In the recent Scottish case of BC and others v Chief Constable Police Service of Scotland and others, the Court of Session considered the inclusion of personal WhatsApp messages in an investigation into alleged breaches of professional standards.

What Happened?

During an investigation into sexual offences at Police Service Scotland (PSS), a series of offensive group chat WhatsApp messages were discovered on an officer's smartphone. The messages were described as "sexist and degrading, racist, anti-Semitic, homophobic, mocking of disability" and showing a "flagrant disregard for police procedures by posting crime scene photos of current investigations."  They were passed to the Professional Standards Department within the PSS, and the officers party to the group chat were accused of misconduct.

Professional standards for police officers in Scotland refer to honesty and integrity, equality and diversity, discreditable conduct, and challenging and reporting improper conduct. They apply when officers are both on and off duty.

The officers argued that using personal WhatsApp messages to bring misconduct proceedings against them was a breach of their human rights, in particular their right to privacy.   
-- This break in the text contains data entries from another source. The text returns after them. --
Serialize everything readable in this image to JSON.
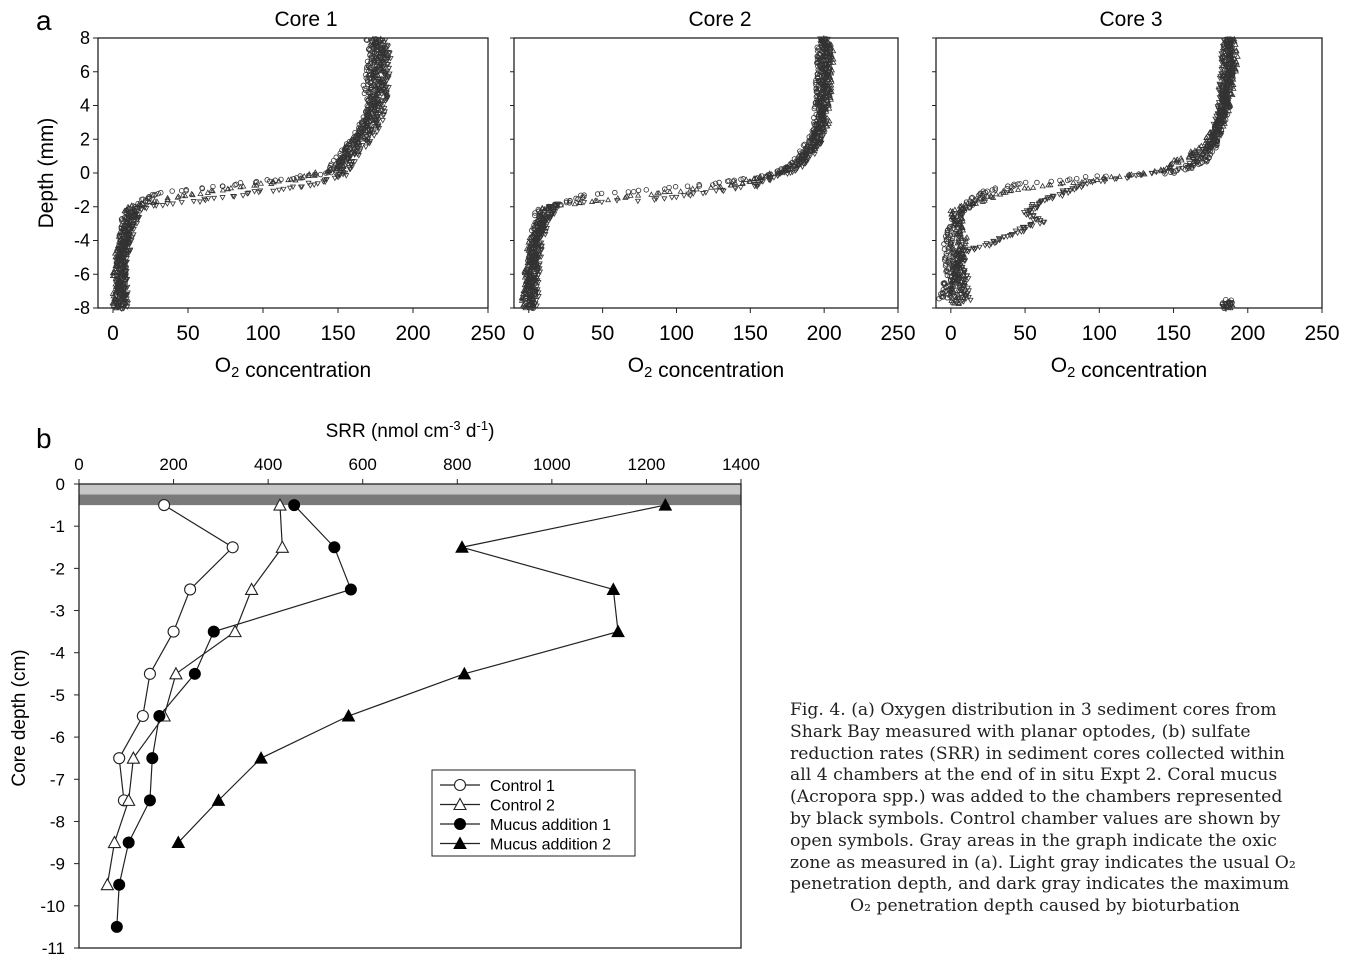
{
  "panel_a_letter": "a",
  "panel_b_letter": "b",
  "chart_data": [
    {
      "type": "scatter",
      "title": "Core 1",
      "xlabel": "O2 concentration",
      "ylabel": "Depth  (mm)",
      "xlim": [
        -10,
        250
      ],
      "ylim": [
        -8,
        8
      ],
      "xticks": [
        0,
        50,
        100,
        150,
        200,
        250
      ],
      "yticks": [
        -8,
        -6,
        -4,
        -2,
        0,
        2,
        4,
        6,
        8
      ],
      "series": [
        {
          "profile": [
            [
              5,
              -8
            ],
            [
              5,
              -6
            ],
            [
              7,
              -4
            ],
            [
              10,
              -2.3
            ],
            [
              30,
              -1.2
            ],
            [
              100,
              -0.5
            ],
            [
              145,
              0
            ],
            [
              152,
              1
            ],
            [
              162,
              2
            ],
            [
              168,
              3
            ],
            [
              172,
              4
            ],
            [
              170,
              5
            ],
            [
              172,
              6
            ],
            [
              174,
              7
            ],
            [
              172,
              8
            ]
          ]
        },
        {
          "profile": [
            [
              3,
              -8
            ],
            [
              3,
              -6
            ],
            [
              6,
              -4
            ],
            [
              12,
              -2
            ],
            [
              50,
              -1.3
            ],
            [
              120,
              -0.4
            ],
            [
              150,
              0.3
            ],
            [
              158,
              1.5
            ],
            [
              166,
              2.5
            ],
            [
              172,
              3.5
            ],
            [
              176,
              5
            ],
            [
              176,
              6
            ],
            [
              178,
              7
            ],
            [
              176,
              8
            ]
          ]
        },
        {
          "profile": [
            [
              7,
              -8
            ],
            [
              6,
              -6
            ],
            [
              9,
              -4
            ],
            [
              16,
              -2.1
            ],
            [
              60,
              -1.6
            ],
            [
              130,
              -0.7
            ],
            [
              152,
              -0.2
            ],
            [
              160,
              1
            ],
            [
              170,
              2
            ],
            [
              176,
              3
            ],
            [
              180,
              4.5
            ],
            [
              181,
              6
            ],
            [
              182,
              7
            ],
            [
              178,
              8
            ]
          ]
        }
      ]
    },
    {
      "type": "scatter",
      "title": "Core 2",
      "xlabel": "O2 concentration",
      "xlim": [
        -10,
        250
      ],
      "ylim": [
        -8,
        8
      ],
      "xticks": [
        0,
        50,
        100,
        150,
        200,
        250
      ],
      "series": [
        {
          "profile": [
            [
              0,
              -8
            ],
            [
              2,
              -6
            ],
            [
              4,
              -4
            ],
            [
              8,
              -2.2
            ],
            [
              40,
              -1.3
            ],
            [
              120,
              -0.7
            ],
            [
              170,
              0
            ],
            [
              185,
              1
            ],
            [
              195,
              2.5
            ],
            [
              197,
              4
            ],
            [
              198,
              6
            ],
            [
              199,
              8
            ]
          ]
        },
        {
          "profile": [
            [
              -2,
              -8
            ],
            [
              0,
              -6
            ],
            [
              3,
              -4
            ],
            [
              12,
              -2
            ],
            [
              60,
              -1.5
            ],
            [
              140,
              -0.7
            ],
            [
              175,
              0.2
            ],
            [
              190,
              1.3
            ],
            [
              200,
              3
            ],
            [
              202,
              5
            ],
            [
              203,
              7
            ],
            [
              202,
              8
            ]
          ]
        },
        {
          "profile": [
            [
              3,
              -8
            ],
            [
              4,
              -6
            ],
            [
              6,
              -4
            ],
            [
              18,
              -1.8
            ],
            [
              80,
              -1.6
            ],
            [
              150,
              -0.8
            ],
            [
              185,
              0.4
            ],
            [
              195,
              1.8
            ],
            [
              198,
              3.5
            ],
            [
              200,
              5.5
            ],
            [
              201,
              7
            ],
            [
              200,
              8
            ]
          ]
        }
      ]
    },
    {
      "type": "scatter",
      "title": "Core 3",
      "xlabel": "O2 concentration",
      "xlim": [
        -10,
        250
      ],
      "ylim": [
        -8,
        8
      ],
      "xticks": [
        0,
        50,
        100,
        150,
        200,
        250
      ],
      "series": [
        {
          "profile": [
            [
              -5,
              -7.5
            ],
            [
              0,
              -6
            ],
            [
              -2,
              -4
            ],
            [
              5,
              -2.5
            ],
            [
              20,
              -1.2
            ],
            [
              50,
              -0.6
            ],
            [
              100,
              -0.2
            ],
            [
              150,
              0
            ],
            [
              172,
              0.8
            ],
            [
              180,
              2.5
            ],
            [
              185,
              4
            ],
            [
              187,
              6
            ],
            [
              186,
              8
            ]
          ]
        },
        {
          "profile": [
            [
              2,
              -7.8
            ],
            [
              4,
              -6
            ],
            [
              8,
              -4
            ],
            [
              3,
              -2.2
            ],
            [
              40,
              -1
            ],
            [
              90,
              -0.5
            ],
            [
              140,
              0.1
            ],
            [
              170,
              1.5
            ],
            [
              182,
              3
            ],
            [
              188,
              5
            ],
            [
              190,
              7
            ],
            [
              188,
              8
            ]
          ]
        },
        {
          "profile": [
            [
              10,
              -7.6
            ],
            [
              8,
              -5.8
            ],
            [
              6,
              -4.8
            ],
            [
              40,
              -3.7
            ],
            [
              60,
              -2.9
            ],
            [
              50,
              -2.3
            ],
            [
              60,
              -1.8
            ],
            [
              90,
              -0.6
            ],
            [
              160,
              0.3
            ],
            [
              178,
              2
            ],
            [
              183,
              4
            ],
            [
              185,
              6
            ],
            [
              186,
              8
            ]
          ]
        }
      ]
    },
    {
      "type": "line",
      "title": "",
      "xlabel": "SRR (nmol cm⁻³ d⁻¹)",
      "ylabel": "Core depth (cm)",
      "xlim": [
        0,
        1400
      ],
      "ylim": [
        -11,
        0
      ],
      "xticks": [
        0,
        200,
        400,
        600,
        800,
        1000,
        1200,
        1400
      ],
      "yticks": [
        0,
        -1,
        -2,
        -3,
        -4,
        -5,
        -6,
        -7,
        -8,
        -9,
        -10,
        -11
      ],
      "oxic_zone": {
        "light_gray_depth": -0.5,
        "dark_gray_band": [
          -0.25,
          -0.5
        ]
      },
      "legend_position": "bottom-right",
      "series": [
        {
          "name": "Control 1",
          "marker": "open-circle",
          "points": [
            [
              180,
              -0.5
            ],
            [
              325,
              -1.5
            ],
            [
              235,
              -2.5
            ],
            [
              200,
              -3.5
            ],
            [
              150,
              -4.5
            ],
            [
              135,
              -5.5
            ],
            [
              85,
              -6.5
            ],
            [
              95,
              -7.5
            ]
          ]
        },
        {
          "name": "Control 2",
          "marker": "open-triangle",
          "points": [
            [
              425,
              -0.5
            ],
            [
              430,
              -1.5
            ],
            [
              365,
              -2.5
            ],
            [
              330,
              -3.5
            ],
            [
              205,
              -4.5
            ],
            [
              180,
              -5.5
            ],
            [
              115,
              -6.5
            ],
            [
              105,
              -7.5
            ],
            [
              75,
              -8.5
            ],
            [
              60,
              -9.5
            ]
          ]
        },
        {
          "name": "Mucus addition 1",
          "marker": "filled-circle",
          "points": [
            [
              455,
              -0.5
            ],
            [
              540,
              -1.5
            ],
            [
              575,
              -2.5
            ],
            [
              285,
              -3.5
            ],
            [
              245,
              -4.5
            ],
            [
              170,
              -5.5
            ],
            [
              155,
              -6.5
            ],
            [
              150,
              -7.5
            ],
            [
              105,
              -8.5
            ],
            [
              85,
              -9.5
            ],
            [
              80,
              -10.5
            ]
          ]
        },
        {
          "name": "Mucus addition 2",
          "marker": "filled-triangle",
          "points": [
            [
              1240,
              -0.5
            ],
            [
              810,
              -1.5
            ],
            [
              1130,
              -2.5
            ],
            [
              1140,
              -3.5
            ],
            [
              815,
              -4.5
            ],
            [
              570,
              -5.5
            ],
            [
              385,
              -6.5
            ],
            [
              295,
              -7.5
            ],
            [
              210,
              -8.5
            ]
          ]
        }
      ]
    }
  ],
  "caption_lines": [
    "Fig. 4. (a) Oxygen distribution in 3 sediment cores from",
    "Shark Bay measured with planar optodes, (b) sulfate",
    "reduction rates (SRR) in sediment cores collected within",
    "all 4 chambers at the end of in situ Expt 2. Coral mucus",
    "(Acropora spp.) was added to the chambers represented",
    "by black symbols. Control chamber values are shown by",
    "open symbols. Gray areas in the graph indicate the oxic",
    "zone as measured in (a). Light gray indicates the usual O₂",
    "penetration depth, and dark gray indicates the maximum",
    "O₂ penetration depth caused by bioturbation"
  ]
}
Article 8 of the European Convention on Human Rights

Article 8 provides that everyone has a right to respect for their private and family life, their home and their correspondence. Public authorities cannot interfere with this right except in accordance with the law and where necessary in the interests of public safety, the prevention of crime and the protection of the health, morals and rights of others.

Was the Right to Privacy Breached?

The court considered whether the officers had a reasonable expectation of privacy in the circumstances, and found they did not. Their right to privacy was limited by their duties under the professional standards for police, which applied at all times, including when the officers were off duty. The court found that, in joining the force, the officers accepted their right to privacy was limited to the extent set out in their professional standards, so that if they acted in a way that contravened those standards, they could not reasonably have an expectation of privacy.  

Best Practice

The use of private messages in the context of workplace investigations is a thorny issue. For individuals who work in regulated sectors such as solicitors, doctors and financial service workers who are subject to professional standards, this case suggests there will be limits on the right to keep messages sent on personal accounts private. For individuals who work in unregulated sectors, a balancing exercise should be carried out, taking into account the particular circumstances including how a message was brought to the employer's attention, before deciding whether to include it in a workplace investigation. It may be appropriate to take individual advice should such a scenario arise.

The content of this article is intended to provide a general guide to the subject matter. Specialist advice should be sought about your specific circumstances.